Mineral Hilang, Pajak Dikemplang

Mineral Hilang, Pajak Dikemplang

TEMPO IMPACT – Dampak tambang ilegal bukan hanya pada lingkungan, masyarakat, namun juga langsung menggerogoti keuangan negara. Wakil Menteri Energi dan Sumber Daya Mineral (ESDM) Yuliot Tanjung menegaskan, negara kehilangan royalti, pajak, dan Penerimaan Negara Bukan Pajak (PNBP) dari tambang ilegal.

Praktik penambangan yang tak berizin ini juga mengeruk sumber daya alam secara serampangan. Karena pada umumnya, mereka tidak mempunyai rencana dan praktik penambangan yang baik. Tidak ada mekanisme bagi hasil, tidak ada jaminan reklamasi, tetapi kerusakannya justru harus ditanggung pemerintah.

Yuliot Tanjung melanjutkan, Kementerian ESDM sedang menyusun peta jalan dan rencana pemberantasan tambang ilegal lima tahun ke depan. Rencana itu sedang disusun oleh Direktorat Jenderal Penegakan Hukum ESDM. “Ke depan seluruh kegiatan tambang harus memiliki perizinan,” kata Yuliot pada Jumat, 7 November 2025.

Ketua Umum Perhimpunan Ahli Pertambangan Indonesia (Perhapi), Sudirman Widhy Hartono mengatakan, para penambang liar menggali tanpa rencana tambang, tanpa eksplorasi, dan tanpa praktik pertambangan yang baik. Akibatnya, cadangan sumber daya alam tidak dimanfaatkan optimal, sementara lahan rusak dan biaya pemulihan menumpuk. “Negara rugi dua kali,” ujarnya.

Contoh paling nyata terjadi di Pulau Nipa, perbatasan Indonesia–Singapura. Negara harus menggelontorkan Rp 400 miliar untuk merestorasi lahan yang digali tanpa izin, agar pulau itu tidak tenggelam dan batas negara tetap terjaga.

Tambang ilegal juga berdampak pada mekanisme pasar. Ketika harga batu bara melonjak pada 2010, penambang liar berbondong-bondong mengekstraksi tanpa kendali. Pasar kebanjiran komoditas, harga anjlok, dan penerimaan negara menurun. “Karena waktu itu pemberantasan tambang ilegal belum efektif,” kata Sudirman.

Kerugian ekonomi ini berlapis: pendapatan negara hilang, investor enggan masuk karena lahan rusak, dan reputasi tata kelola sumber daya alam Indonesia tercoreng.
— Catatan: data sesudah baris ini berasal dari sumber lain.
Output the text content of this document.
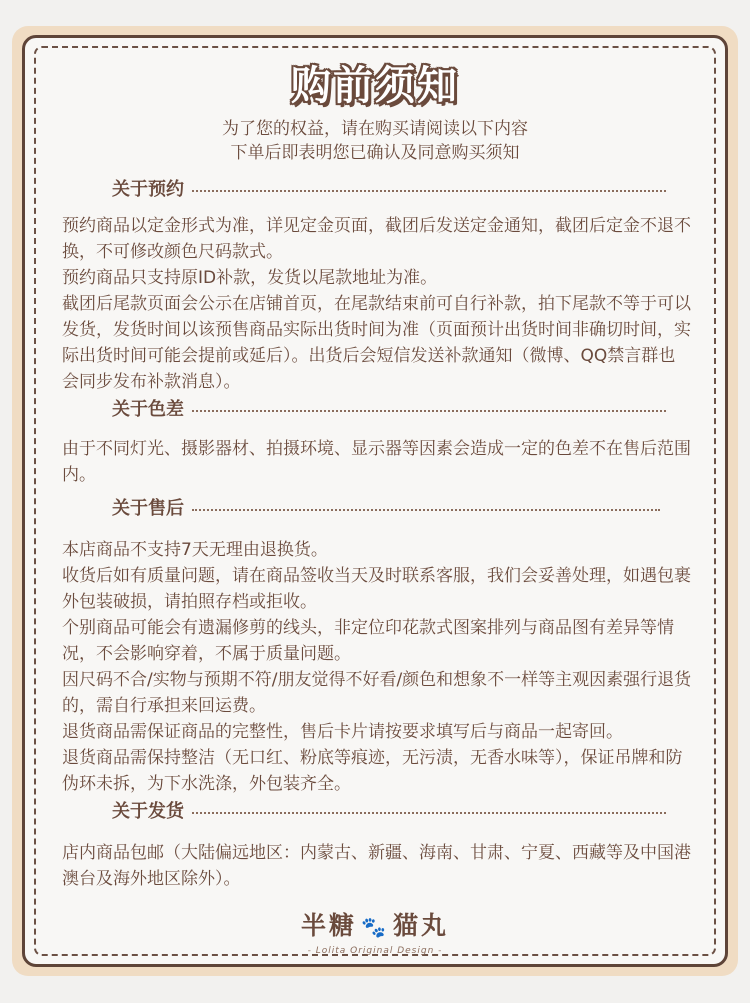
购前须知
为了您的权益，请在购买请阅读以下内容
下单后即表明您已确认及同意购买须知
关于预约

预约商品以定金形式为准，详见定金页面，截团后发送定金通知，截团后定金不退不换，不可修改颜色尺码款式。

预约商品只支持原ID补款，发货以尾款地址为准。

截团后尾款页面会公示在店铺首页，在尾款结束前可自行补款，拍下尾款不等于可以发货，发货时间以该预售商品实际出货时间为准（页面预计出货时间非确切时间，实际出货时间可能会提前或延后）。出货后会短信发送补款通知（微博、QQ禁言群也会同步发布补款消息）。

关于色差

由于不同灯光、摄影器材、拍摄环境、显示器等因素会造成一定的色差不在售后范围内。

关于售后

本店商品不支持7天无理由退换货。

收货后如有质量问题，请在商品签收当天及时联系客服，我们会妥善处理，如遇包裹外包装破损，请拍照存档或拒收。

个别商品可能会有遗漏修剪的线头，非定位印花款式图案排列与商品图有差异等情况，不会影响穿着，不属于质量问题。

因尺码不合/实物与预期不符/朋友觉得不好看/颜色和想象不一样等主观因素强行退货的，需自行承担来回运费。

退货商品需保证商品的完整性，售后卡片请按要求填写后与商品一起寄回。

退货商品需保持整洁（无口红、粉底等痕迹，无污渍，无香水味等），保证吊牌和防伪环未拆，为下水洗涤，外包装齐全。

关于发货

店内商品包邮（大陆偏远地区：内蒙古、新疆、海南、甘肃、宁夏、西藏等及中国港澳台及海外地区除外）。

半糖 🐾 猫丸
- Lolita Original Design -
Ke depan, Sudirman berharap ada penyelesaian yang menyeluruh dan tuntas terhadap pertambangan ilegal yang sudah berlangsung cukup lama.

Menurut dia, langkah itu dimulai dengan menerbitkan dan mengimplementasikan regulasi dan pengawasan yang ketat tentang asal-usul barang galian, tata kelola, tata niaga dan aliran barang tambang. “Kalau razia on off biasanya hilang sementara. Setelah itu secara sembunyi-sembunyi akan ada lagi penambang liar,” katanya.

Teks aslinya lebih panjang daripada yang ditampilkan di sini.